Gli esperti ritengono che la vendita del green pass personale su Telegram sia quasi certamente una truffa. Tuttavia, se così non fosse, significherebbe che qualcuno sta firmando digitalmente attraverso chiavi private di un paese europeo. Le indagini proseguono, ma ogni scenario alternativo alla truffa si prospetta possibilità ben più grave.

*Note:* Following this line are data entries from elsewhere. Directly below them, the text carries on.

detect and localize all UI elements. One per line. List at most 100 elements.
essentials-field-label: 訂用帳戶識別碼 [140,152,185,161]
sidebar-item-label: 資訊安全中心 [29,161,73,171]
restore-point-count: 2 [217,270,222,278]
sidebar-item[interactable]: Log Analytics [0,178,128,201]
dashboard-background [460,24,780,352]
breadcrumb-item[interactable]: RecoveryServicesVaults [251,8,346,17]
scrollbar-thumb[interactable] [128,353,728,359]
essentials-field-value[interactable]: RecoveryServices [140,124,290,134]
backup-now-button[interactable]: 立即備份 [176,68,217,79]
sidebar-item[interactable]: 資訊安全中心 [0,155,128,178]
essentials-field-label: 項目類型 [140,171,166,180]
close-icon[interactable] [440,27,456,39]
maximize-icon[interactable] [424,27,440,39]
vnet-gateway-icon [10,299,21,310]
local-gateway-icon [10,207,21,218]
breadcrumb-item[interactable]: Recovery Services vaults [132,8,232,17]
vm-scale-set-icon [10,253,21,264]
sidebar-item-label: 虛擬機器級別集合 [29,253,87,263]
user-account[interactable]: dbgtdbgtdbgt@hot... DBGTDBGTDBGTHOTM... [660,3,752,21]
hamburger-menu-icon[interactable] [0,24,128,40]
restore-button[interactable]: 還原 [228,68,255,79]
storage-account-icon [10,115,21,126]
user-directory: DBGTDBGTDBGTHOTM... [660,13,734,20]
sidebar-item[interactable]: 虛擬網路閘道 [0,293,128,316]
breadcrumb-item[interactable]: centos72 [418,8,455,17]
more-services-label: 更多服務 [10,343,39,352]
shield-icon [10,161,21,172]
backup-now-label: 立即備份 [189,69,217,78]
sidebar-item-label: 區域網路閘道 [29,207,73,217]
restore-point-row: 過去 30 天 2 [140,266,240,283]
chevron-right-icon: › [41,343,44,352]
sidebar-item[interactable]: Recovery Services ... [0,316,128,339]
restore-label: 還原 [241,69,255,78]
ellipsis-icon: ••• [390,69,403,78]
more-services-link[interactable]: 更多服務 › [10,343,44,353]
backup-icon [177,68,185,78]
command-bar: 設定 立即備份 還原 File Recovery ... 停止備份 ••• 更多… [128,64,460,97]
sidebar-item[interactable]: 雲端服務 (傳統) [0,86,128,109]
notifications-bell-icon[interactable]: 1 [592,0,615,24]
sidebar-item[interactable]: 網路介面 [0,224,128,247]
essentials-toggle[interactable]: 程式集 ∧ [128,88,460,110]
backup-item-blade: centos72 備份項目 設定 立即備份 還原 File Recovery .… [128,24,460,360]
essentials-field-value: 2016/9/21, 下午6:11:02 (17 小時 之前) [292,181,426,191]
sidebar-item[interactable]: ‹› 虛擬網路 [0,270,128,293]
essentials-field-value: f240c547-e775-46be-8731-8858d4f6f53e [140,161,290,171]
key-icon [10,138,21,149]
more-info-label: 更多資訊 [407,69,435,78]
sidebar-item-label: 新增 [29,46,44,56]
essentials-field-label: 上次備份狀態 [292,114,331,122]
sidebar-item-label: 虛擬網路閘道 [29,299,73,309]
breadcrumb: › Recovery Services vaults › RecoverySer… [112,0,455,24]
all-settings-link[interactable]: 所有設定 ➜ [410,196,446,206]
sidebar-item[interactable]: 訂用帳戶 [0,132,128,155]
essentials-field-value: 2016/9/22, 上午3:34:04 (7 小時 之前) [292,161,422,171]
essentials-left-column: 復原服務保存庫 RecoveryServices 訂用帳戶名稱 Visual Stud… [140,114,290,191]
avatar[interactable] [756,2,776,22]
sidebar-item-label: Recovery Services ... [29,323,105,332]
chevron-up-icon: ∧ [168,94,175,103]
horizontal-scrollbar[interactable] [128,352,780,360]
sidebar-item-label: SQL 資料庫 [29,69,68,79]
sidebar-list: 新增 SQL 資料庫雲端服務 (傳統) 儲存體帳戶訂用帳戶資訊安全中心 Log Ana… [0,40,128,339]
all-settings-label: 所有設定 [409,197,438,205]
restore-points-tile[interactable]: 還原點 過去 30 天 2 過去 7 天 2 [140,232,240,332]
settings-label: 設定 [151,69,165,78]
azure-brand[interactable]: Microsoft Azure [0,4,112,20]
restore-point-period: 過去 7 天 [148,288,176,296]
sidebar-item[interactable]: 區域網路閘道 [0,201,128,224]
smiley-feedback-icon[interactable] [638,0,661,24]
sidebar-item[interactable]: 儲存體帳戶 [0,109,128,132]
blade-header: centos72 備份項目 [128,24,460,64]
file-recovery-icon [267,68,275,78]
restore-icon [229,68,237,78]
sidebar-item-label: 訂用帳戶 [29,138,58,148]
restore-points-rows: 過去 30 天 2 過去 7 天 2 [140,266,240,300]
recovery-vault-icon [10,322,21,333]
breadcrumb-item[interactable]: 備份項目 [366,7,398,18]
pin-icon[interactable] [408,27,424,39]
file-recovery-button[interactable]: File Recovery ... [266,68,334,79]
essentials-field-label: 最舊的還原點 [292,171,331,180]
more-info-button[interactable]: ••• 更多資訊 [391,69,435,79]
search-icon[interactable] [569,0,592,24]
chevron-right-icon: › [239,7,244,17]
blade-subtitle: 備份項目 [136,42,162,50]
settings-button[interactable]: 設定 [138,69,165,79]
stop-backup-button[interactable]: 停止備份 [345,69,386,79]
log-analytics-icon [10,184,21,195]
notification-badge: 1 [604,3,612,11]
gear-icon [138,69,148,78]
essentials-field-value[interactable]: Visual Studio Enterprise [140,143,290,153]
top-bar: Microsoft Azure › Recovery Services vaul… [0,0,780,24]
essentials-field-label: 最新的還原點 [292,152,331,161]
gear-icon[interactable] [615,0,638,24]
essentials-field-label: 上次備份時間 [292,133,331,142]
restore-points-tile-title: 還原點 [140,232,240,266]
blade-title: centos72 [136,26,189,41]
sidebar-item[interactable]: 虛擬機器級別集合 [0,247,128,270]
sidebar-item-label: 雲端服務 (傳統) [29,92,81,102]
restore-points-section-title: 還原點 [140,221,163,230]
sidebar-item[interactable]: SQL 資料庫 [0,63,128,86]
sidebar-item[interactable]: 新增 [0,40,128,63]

Green pass venduti su Telegram: perché è quasi di certo una truffa

Telegram resta inerte davanti al proliferare della vendita di Green Pass falsi da parte di amministratori di alcuni gruppi nella sua applicazione. Per altro, il prezzo per il loro acquisto è ora raddoppiato e si paga soltanto con mezzi non tracciabili. Il fenomeno è in atto già da qualche giorno ma vale la pena sottolineare che, in appena 24 ore, si è passati da una richiesta di 100-120euro (rispettivamente per la versione digitale e per quella cartacea) a 200-220 euro.

FUNZIONA COSÌ: si consegnano i propri dati, si paga in bitcoin e -in 48/72 ore- si ottiene il proprio green pass valido e funzionante a proprio nome. A questo proposito, l’esperto informatico forense Paolo dal Checco spiega: “L’ipotesi più probabile […] è che è una truffa, di soldi e di dati personali”.

Dunque, i green pass sarebbero corretti in apparenza, ma firmati con una firma digitale che -sottoposta a verifica- risulta invalida.

Comunque, gli scenari alternativi alla truffa sono due: c’è un funzionario corrotto di un paese che firma digitalmente questi green pass; il sistema di chiavi private di un paese membro è stato manomesso. Tuttavia, l’ultima ipotesi sembrerebbe improbabile e, comunque, anche se fosse davvero così, sarebbe più logico ipotizzare vie più riservate per monetizzarlo.

In ogni caso, continuano le indagini per verificare che si tratti effettivamente di una truffa e smentire -così- ogni altra alternativa possibile.